Wer den Alltag mitnimmt in diesen Roman, denkt schon auf der ersten Seite: Geh weg. Das ist zu viel. Zu viel Empfindsamkeit und Feinfühligkeit, Kitsch, Kitsch, Kitsch! Und dann liest man weiter. Weil man nicht anders kann. Und denkt: Oh. Oh. Oh.

Ehrlich gesagt, haben mich die ersten Seiten sehr an die Ästhetik des Zeit-Magazins erinnert, das hat mich gestört. Diese Mischung aus Hochkultur und Kleinigkeitenkult. Pflaumenhaut, Mozarts Requiem, eine Kaffeepackung, Latein, eine Cocktailparty auf Eichenparkett, der Mond, der Samtbezug auf einem Hocker, verschiedene Nagellackfarben. Dann aber mischte sich immer mehr Leben in die Erzählung, und ich verliebte mich ein bisschen in das Buch. (Im Zeit-Magazin kommt ja dann auch irgendwann das Sudoku und das Rätsel. Das Beste, meistens. Nicht immer.)

„Die Schüchternheit der Pflaume“ ist eigentlich kein Roman, sondern ein Gedicht auf 318 Seiten. Es ist so voller ungewohnt fragiler und bildreicher Sprache, dass man beim Lesen fast reizüberflutet wird. Ein Sinnesporno. Im positiven Sinne.

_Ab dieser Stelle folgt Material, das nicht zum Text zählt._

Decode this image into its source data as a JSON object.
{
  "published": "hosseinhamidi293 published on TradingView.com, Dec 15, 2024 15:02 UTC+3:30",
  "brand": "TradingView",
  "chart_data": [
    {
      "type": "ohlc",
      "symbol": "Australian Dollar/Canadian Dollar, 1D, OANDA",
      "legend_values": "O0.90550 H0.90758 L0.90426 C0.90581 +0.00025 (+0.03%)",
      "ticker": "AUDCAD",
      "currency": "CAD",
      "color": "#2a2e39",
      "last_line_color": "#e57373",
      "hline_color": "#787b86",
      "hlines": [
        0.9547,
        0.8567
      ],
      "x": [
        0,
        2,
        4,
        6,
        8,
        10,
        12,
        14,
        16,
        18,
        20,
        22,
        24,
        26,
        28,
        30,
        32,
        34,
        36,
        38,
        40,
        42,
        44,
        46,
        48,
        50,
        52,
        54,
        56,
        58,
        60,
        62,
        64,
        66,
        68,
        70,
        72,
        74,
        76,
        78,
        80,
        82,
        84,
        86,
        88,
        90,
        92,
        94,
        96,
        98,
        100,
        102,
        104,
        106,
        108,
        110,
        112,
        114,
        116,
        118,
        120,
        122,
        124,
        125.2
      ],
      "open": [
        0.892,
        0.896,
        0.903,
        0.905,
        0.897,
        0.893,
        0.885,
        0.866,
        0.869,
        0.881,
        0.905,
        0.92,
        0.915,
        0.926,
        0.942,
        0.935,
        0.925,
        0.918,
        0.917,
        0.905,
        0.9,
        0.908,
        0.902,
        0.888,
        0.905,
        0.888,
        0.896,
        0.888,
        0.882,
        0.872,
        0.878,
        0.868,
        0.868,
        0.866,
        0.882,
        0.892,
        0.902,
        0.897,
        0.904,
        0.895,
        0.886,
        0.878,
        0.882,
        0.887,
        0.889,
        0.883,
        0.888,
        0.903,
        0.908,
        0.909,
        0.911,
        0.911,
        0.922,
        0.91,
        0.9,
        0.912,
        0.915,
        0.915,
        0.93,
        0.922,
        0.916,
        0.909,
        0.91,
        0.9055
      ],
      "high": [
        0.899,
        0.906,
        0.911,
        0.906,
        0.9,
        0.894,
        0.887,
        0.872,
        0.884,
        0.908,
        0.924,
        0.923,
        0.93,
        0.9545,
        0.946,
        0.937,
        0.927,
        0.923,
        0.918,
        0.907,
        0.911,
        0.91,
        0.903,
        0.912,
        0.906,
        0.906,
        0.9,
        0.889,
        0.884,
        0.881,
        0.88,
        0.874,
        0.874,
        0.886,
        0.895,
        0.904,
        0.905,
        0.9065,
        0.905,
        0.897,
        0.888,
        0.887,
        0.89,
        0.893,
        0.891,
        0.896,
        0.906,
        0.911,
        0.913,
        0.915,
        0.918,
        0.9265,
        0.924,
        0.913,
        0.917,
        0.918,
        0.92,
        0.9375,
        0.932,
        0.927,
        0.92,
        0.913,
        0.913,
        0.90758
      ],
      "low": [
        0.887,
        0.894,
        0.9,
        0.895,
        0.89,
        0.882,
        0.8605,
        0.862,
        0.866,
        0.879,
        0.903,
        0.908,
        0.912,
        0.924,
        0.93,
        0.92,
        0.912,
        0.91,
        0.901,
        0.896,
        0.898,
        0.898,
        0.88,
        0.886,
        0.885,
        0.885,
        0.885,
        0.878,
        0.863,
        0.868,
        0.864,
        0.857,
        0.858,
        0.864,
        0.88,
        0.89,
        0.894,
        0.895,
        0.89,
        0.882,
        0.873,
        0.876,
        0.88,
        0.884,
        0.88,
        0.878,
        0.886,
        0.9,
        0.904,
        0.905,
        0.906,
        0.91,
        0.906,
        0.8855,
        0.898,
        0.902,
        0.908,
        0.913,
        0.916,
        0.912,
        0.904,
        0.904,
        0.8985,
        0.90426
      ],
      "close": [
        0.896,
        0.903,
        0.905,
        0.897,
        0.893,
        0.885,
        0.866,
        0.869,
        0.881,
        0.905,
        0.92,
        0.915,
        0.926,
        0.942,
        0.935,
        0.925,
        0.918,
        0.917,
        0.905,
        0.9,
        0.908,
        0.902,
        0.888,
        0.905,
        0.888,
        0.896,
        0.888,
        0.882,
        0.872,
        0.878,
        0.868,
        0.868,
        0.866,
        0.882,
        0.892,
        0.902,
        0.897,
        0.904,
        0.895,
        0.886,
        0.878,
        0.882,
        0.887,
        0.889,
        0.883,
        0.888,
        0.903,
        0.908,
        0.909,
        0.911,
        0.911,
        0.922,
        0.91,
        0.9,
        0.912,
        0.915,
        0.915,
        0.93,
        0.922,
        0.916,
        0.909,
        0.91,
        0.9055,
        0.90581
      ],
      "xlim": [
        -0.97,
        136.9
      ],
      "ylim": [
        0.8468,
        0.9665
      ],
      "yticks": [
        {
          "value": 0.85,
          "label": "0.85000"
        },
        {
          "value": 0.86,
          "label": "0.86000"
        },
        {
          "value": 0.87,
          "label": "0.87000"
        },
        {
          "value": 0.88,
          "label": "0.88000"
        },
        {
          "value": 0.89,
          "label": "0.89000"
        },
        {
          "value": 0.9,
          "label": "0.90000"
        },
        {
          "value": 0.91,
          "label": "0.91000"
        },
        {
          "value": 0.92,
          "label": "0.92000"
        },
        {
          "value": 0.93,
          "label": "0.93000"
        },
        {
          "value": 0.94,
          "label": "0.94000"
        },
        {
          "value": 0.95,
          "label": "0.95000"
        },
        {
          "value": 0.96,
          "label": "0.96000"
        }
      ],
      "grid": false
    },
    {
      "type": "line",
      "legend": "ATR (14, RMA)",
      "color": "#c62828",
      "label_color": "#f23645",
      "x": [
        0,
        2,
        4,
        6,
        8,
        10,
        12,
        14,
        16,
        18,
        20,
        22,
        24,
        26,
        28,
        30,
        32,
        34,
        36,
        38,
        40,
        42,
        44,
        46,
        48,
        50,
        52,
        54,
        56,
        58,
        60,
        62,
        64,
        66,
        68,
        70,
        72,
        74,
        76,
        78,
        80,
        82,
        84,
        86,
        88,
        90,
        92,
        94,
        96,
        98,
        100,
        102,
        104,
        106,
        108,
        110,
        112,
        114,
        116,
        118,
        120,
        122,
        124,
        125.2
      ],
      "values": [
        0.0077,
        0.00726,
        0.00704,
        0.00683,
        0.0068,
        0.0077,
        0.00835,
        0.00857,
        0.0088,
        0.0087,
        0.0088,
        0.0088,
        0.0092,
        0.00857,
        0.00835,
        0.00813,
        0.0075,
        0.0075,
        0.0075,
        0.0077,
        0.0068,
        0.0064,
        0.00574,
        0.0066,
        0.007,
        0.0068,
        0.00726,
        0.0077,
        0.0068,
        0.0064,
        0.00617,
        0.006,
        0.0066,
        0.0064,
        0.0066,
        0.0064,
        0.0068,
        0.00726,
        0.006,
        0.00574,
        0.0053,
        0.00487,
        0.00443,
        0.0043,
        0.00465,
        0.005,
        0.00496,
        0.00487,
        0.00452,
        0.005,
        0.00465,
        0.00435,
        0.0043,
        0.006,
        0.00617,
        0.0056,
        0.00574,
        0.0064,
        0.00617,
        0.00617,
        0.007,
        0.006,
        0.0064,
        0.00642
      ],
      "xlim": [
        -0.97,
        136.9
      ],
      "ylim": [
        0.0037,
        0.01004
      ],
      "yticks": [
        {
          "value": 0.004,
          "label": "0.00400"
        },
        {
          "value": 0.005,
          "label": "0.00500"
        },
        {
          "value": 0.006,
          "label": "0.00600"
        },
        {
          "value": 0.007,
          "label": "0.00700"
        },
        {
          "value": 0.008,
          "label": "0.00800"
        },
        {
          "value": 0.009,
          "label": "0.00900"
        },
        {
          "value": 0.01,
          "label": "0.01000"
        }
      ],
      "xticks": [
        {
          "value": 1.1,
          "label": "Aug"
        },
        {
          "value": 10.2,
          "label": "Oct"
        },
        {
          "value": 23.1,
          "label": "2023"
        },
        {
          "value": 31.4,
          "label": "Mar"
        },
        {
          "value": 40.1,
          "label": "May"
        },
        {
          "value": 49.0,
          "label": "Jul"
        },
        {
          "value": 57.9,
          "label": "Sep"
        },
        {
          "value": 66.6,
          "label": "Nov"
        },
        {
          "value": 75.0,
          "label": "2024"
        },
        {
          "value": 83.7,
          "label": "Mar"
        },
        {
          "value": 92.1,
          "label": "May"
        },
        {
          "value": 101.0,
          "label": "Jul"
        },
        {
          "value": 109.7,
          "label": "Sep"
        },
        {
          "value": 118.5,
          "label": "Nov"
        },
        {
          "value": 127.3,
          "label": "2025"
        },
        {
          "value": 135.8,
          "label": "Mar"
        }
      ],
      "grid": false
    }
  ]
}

Die Ich-Erzählerin ist eine junge, bekannte Musikerin, deren Namen man nicht erfährt, und die einfach ihren Tag erzählt. „Sie weiß ihren Namen selbst nicht“, sagt Fee Katrin Kanzler auf der Lesung. (Ich musste ein bisschen an Sophie Hunger denken.) Und, dass ihre Hauptfigur „schon etwas psychisch angeknackst“ ist, ein „überfettes Ego“ hat und „eigentlich nicht sympathisch“ ist, so wie sie sich „bei den Männern bedient“. Ehrlich gesagt finde ich sie bisher sehr sympathisch, aber vielleicht hab ich auch noch nicht weit genug gelesen. Ich liebe die Szene in den Kapiteln „Mandelseife“ und „Kirschkerne“, wo sie auf einen ihrer Männer sauer ist und ihm einen Bleistift in die Brust rammen will, dann aber doch nur seine Brusttasche vom Hemd abreißt („Das ist besser.“) und mit ihm in der Badewanne Sex hat. „Dein Sperma wirbelt als kleiner Cirrus durch den Abfluss.“

Ob es schwierig gewesen sei, die Figur nach dem Schreiben loszulassen, fragt die Moderatorin der Lesung. „Nee“, sagt Fee Katrin Kanzler, „es hat eher gut getan.“ Vier Jahre habe sie an dem Buch geschliffen, dann sei es gut gewesen, es abzugeben.

Ja, das war gut, weil jetzt kann ich es lesen.